Are you saying you think women have the right to choose abortion?
Yeah. I mean, again, I think that’s an individual choice.

You do?
Yeah. Absolutely.
Which, of course, is Not Allowed, since recognizing the bodily autonomy of women is Republican heresy. So this morning, Steele has issued what we're all meant to pretend is a clarifying statement, but is, naturally, just a blatant bit of backpedaling:
I am pro-life, always have been, always will be.

I tried to present why I am pro life while recognizing that my mother had a "choice" before deciding to put me up for adoption. I thank her every day for supporting life. The strength of the pro life movement lies in choosing life and sharing the wisdom of that choice with those who face difficult circumstances. They did that for my mother and I am here today because they did. In my view Roe vs. Wade was wrongly decided and should be repealed. I realize that there are good people in our party who disagree with me on this issue.

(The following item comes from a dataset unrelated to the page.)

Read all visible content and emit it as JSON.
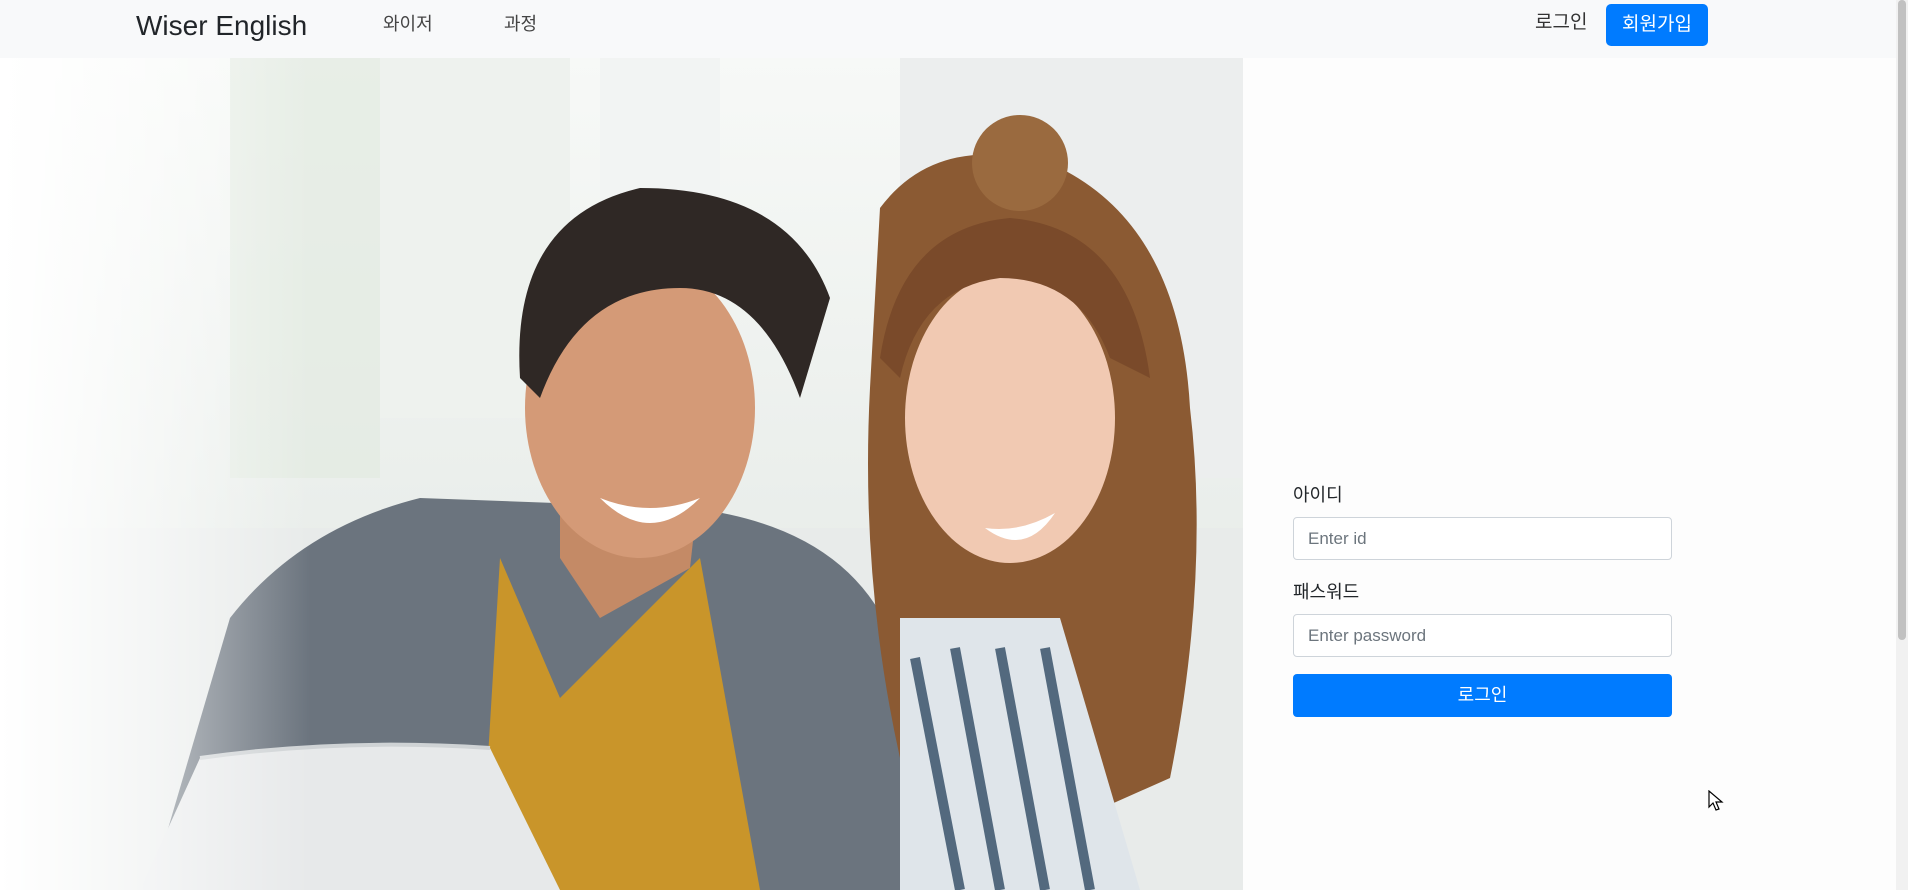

But the Republican Party is and will continue to be the party of life. I support our platform and its call for a Human Life Amendment. It is important that we stand up for the defenseless and that we continue to work to change the hearts and minds of our fellow countrymen so that we can welcome all children and protect them under the law.
Wev.

Say, isn't it about time for you to apologize to Rush Limbaugh again, you pathetic marionette?

I eagerly await the creative revisionism once the rightwing discovers Steele also said in the same interview that being gay isn't a choice.